VMware : “ Un hyperviseur apporte un autre angle de vue sur la sécurité ”
A l'occasion du VMworld, l'éditeur a dévoilé VMsafe. Interview de Réza Malekzadeh, directeur marketing EMEA de VMware.
01net.
le 28/02/2008 à 16h05
01net. : Avec VMsafe, vous proposez désormais une API dans votre hyperviseur pour gérer la sécurité des machines virtuelles. Quel est l’avantage de cette technique ?
Réza Malekzadeh : Jusqu’à présent, il y avait deux architectures de sécurité : l’une avec une protection qui tourne dans le système d’exploitation (OS) lui-même, qu’il soit virtuel ou non ; l’autre qui fonctionne au niveau du réseau. Mais les deux ont leurs limites. Dans le premier cas, il est difficile de détecter une modification de l’OS avant le lancement de l’application de sécurité. C’est le cas des attaques qui interviennent au moment du boot.

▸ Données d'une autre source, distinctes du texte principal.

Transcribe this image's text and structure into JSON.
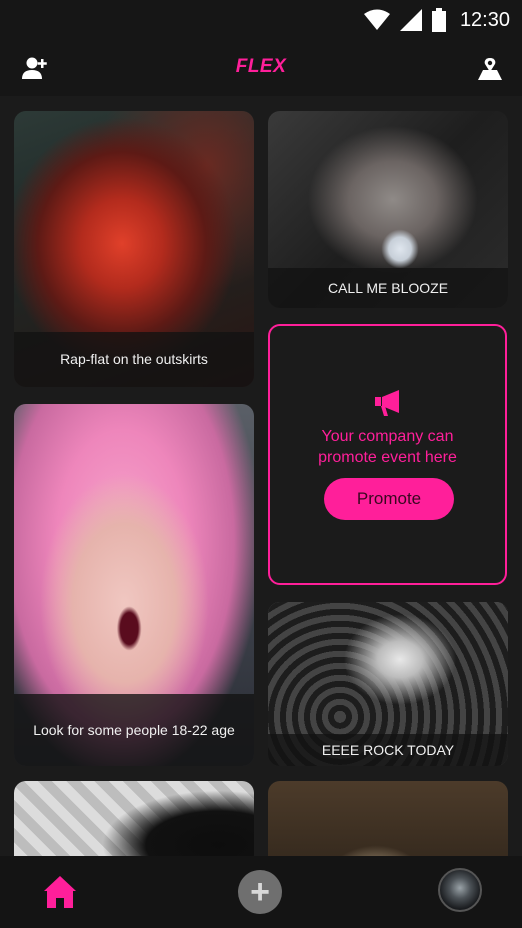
{
  "status_bar": {
    "time": "12:30"
  },
  "app_bar": {
    "title": "FLEX"
  },
  "cards": [
    {
      "id": "rap",
      "caption": "Rap-flat on the outskirts"
    },
    {
      "id": "blooze",
      "caption": "CALL ME BLOOZE"
    },
    {
      "id": "pink",
      "caption": "Look for some people 18-22 age"
    },
    {
      "id": "rock",
      "caption": "EEEE ROCK TODAY"
    }
  ],
  "promo": {
    "text": "Your company can\npromote event here",
    "button_label": "Promote"
  },
  "bottom_nav": {
    "add_symbol": "+"
  },
  "colors": {
    "accent": "#ff1f9a",
    "background": "#1b1b1b",
    "bar": "#161616"
  },
  "icons": [
    "signal-icon",
    "wifi-icon",
    "battery-icon",
    "add-user-icon",
    "map-icon",
    "megaphone-icon",
    "home-icon",
    "plus-icon"
  ]
}
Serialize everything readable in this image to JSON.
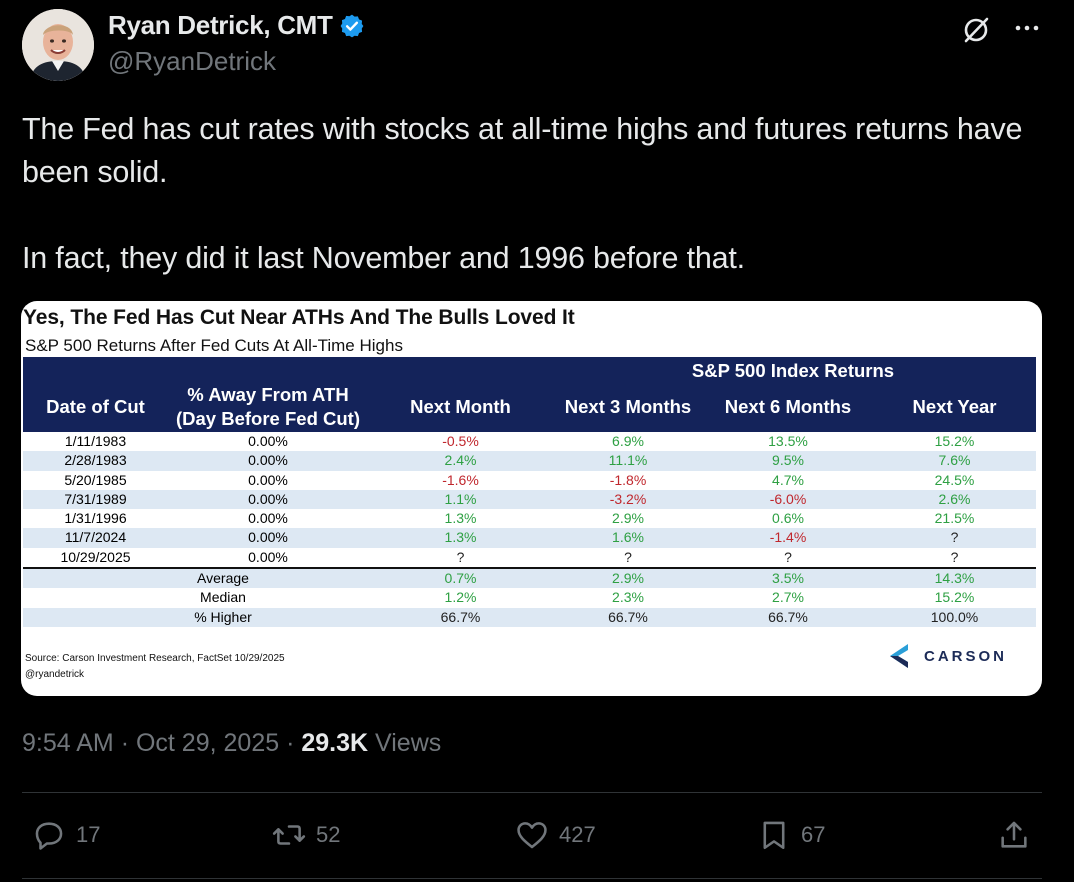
{
  "author": {
    "display_name": "Ryan Detrick, CMT",
    "handle": "@RyanDetrick"
  },
  "tweet": {
    "paragraph_1": "The Fed has cut rates with stocks at all-time highs and futures returns have been solid.",
    "paragraph_2": "In fact, they did it last November and 1996 before that."
  },
  "image": {
    "title": "Yes, The Fed Has Cut Near ATHs And The Bulls Loved It",
    "subtitle": "S&P 500 Returns After Fed Cuts At All-Time Highs",
    "headers": {
      "group": "S&P 500 Index Returns",
      "date": "Date of Cut",
      "away_line1": "% Away From ATH",
      "away_line2": "(Day Before Fed Cut)",
      "m1": "Next Month",
      "m3": "Next 3 Months",
      "m6": "Next 6 Months",
      "y1": "Next Year"
    },
    "rows": [
      {
        "date": "1/11/1983",
        "away": "0.00%",
        "m1": "-0.5%",
        "m3": "6.9%",
        "m6": "13.5%",
        "y1": "15.2%"
      },
      {
        "date": "2/28/1983",
        "away": "0.00%",
        "m1": "2.4%",
        "m3": "11.1%",
        "m6": "9.5%",
        "y1": "7.6%"
      },
      {
        "date": "5/20/1985",
        "away": "0.00%",
        "m1": "-1.6%",
        "m3": "-1.8%",
        "m6": "4.7%",
        "y1": "24.5%"
      },
      {
        "date": "7/31/1989",
        "away": "0.00%",
        "m1": "1.1%",
        "m3": "-3.2%",
        "m6": "-6.0%",
        "y1": "2.6%"
      },
      {
        "date": "1/31/1996",
        "away": "0.00%",
        "m1": "1.3%",
        "m3": "2.9%",
        "m6": "0.6%",
        "y1": "21.5%"
      },
      {
        "date": "11/7/2024",
        "away": "0.00%",
        "m1": "1.3%",
        "m3": "1.6%",
        "m6": "-1.4%",
        "y1": "?"
      },
      {
        "date": "10/29/2025",
        "away": "0.00%",
        "m1": "?",
        "m3": "?",
        "m6": "?",
        "y1": "?"
      }
    ],
    "summary": [
      {
        "label": "Average",
        "m1": "0.7%",
        "m3": "2.9%",
        "m6": "3.5%",
        "y1": "14.3%"
      },
      {
        "label": "Median",
        "m1": "1.2%",
        "m3": "2.3%",
        "m6": "2.7%",
        "y1": "15.2%"
      },
      {
        "label": "% Higher",
        "m1": "66.7%",
        "m3": "66.7%",
        "m6": "66.7%",
        "y1": "100.0%"
      }
    ],
    "source": "Source: Carson Investment Research, FactSet 10/29/2025",
    "credit": "@ryandetrick",
    "logo_text": "CARSON",
    "colors": {
      "header_bg": "#14235a",
      "positive": "#2ea043",
      "negative": "#c0272d",
      "row_shade": "#dde8f3"
    }
  },
  "meta": {
    "time": "9:54 AM",
    "date": "Oct 29, 2025",
    "views_count": "29.3K",
    "views_label": "Views"
  },
  "actions": {
    "replies": "17",
    "reposts": "52",
    "likes": "427",
    "bookmarks": "67"
  },
  "icons": [
    "verified-badge-icon",
    "grok-icon",
    "more-icon",
    "reply-icon",
    "repost-icon",
    "like-icon",
    "bookmark-icon",
    "share-icon"
  ]
}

Dans le second cas, la difficulté réside dans la détection des malwares encapsulés dans un trafic normal. L’hyperviseur, lui, donne un autre angle de vue [puisqu'il agit avant le système d'exploitation, NDLR]. Il permet de mieux voir ce qui se passe dans une machine virtuelle, même au moment du boot. C’est une technique complémentaire, qui ne vise pas à remplacer les autres.
Mais cela ne marche pas si l’hyperviseur lui-même a des failles de sécurité…
C’est vrai. C’est pourquoi nous avons réduit très fortement la taille de l’hyperviseur. La version VMware 3i ne pèse plus que 32 Mo. En étant plus petit et plus simple, notre hyperviseur est plus facile à sécuriser.
Quels éditeurs de sécurité utiliseront VMsafe ?
McAfee est le premier à disposer d’un produit. Il l’a d’ailleurs montré à l’occasion du VMworld Europe. Mais d’autres sociétés sont également sur les rangs. Nous avons plus de 17 partenaires sécurité qui souhaitent utiliser VMsafe, dont CheckPoint et Symantec.
Vous venez d’annoncer des partenariats OEM avec HP, IBM, Dell et Fujitsu-Siemens. Votre objectif est-il d’inonder le marché avant l’arrivée d’Hyper-V, de Microsoft ?
Ces quatre fournisseurs s’étaient déjà engagés au mois de septembre dernier à intégrer VMware 3i dans leurs plates-formes matérielles. Ils ont maintenant concrétisé cet engagement. Fujitsu-Siemens propose dès à présent des serveurs avec VMware 3i. Les autres ont précisé les modèles sur lesquels ils allaient l’intégrer et dans combien de temps. Dell, en particulier, va proposer notre hyperviseur sur l’ensemble de sa gamme PowerEdge, qui est de loin la famille de serveurs la plus vendue.
Notre objectif n’est pas d’inonder le marché, mais de rendre la technologie de virtualisation la plus accessible possible. Les utilisateurs bénéficieront ainsi d’un mode véritablement “ plug and play ” pour leur infrastructure virtuelle. S’ils ont besoin de plus de capacité de calcul, ils n’auront qu’à rajouter des serveurs, sans avoir à modifier ou à adapter leurs machines virtuelles.
VMware a présenté un nouveau concept de services virtuels. Expliquez-nous cela.
Avec les services virtuels, ou vServices, l’idée est d’aller encore plus loin dans la virtualisation. Aujourd’hui, lorsqu’un intégrateur ou un éditeur veut fournir un service applicatif à un client, il lui faut acheter des serveurs, installer des OS et des applications et les configurer ensemble. Et pour chaque nouveau client, il faut refaire la même chose.
Mais il est également possible de réaliser tout cela de manière virtuelle, en remplaçant les serveurs par des machines virtuelles. Nous proposons de “ packager ” ces machines et la façon dont elles sont configurées dans une couche logicielle appelée vService, que l’on peut répliquer à l’infini et qui est indépendant du matériel. Ainsi, le déploiement de services applicatifs est plus facile et prend moins de temps.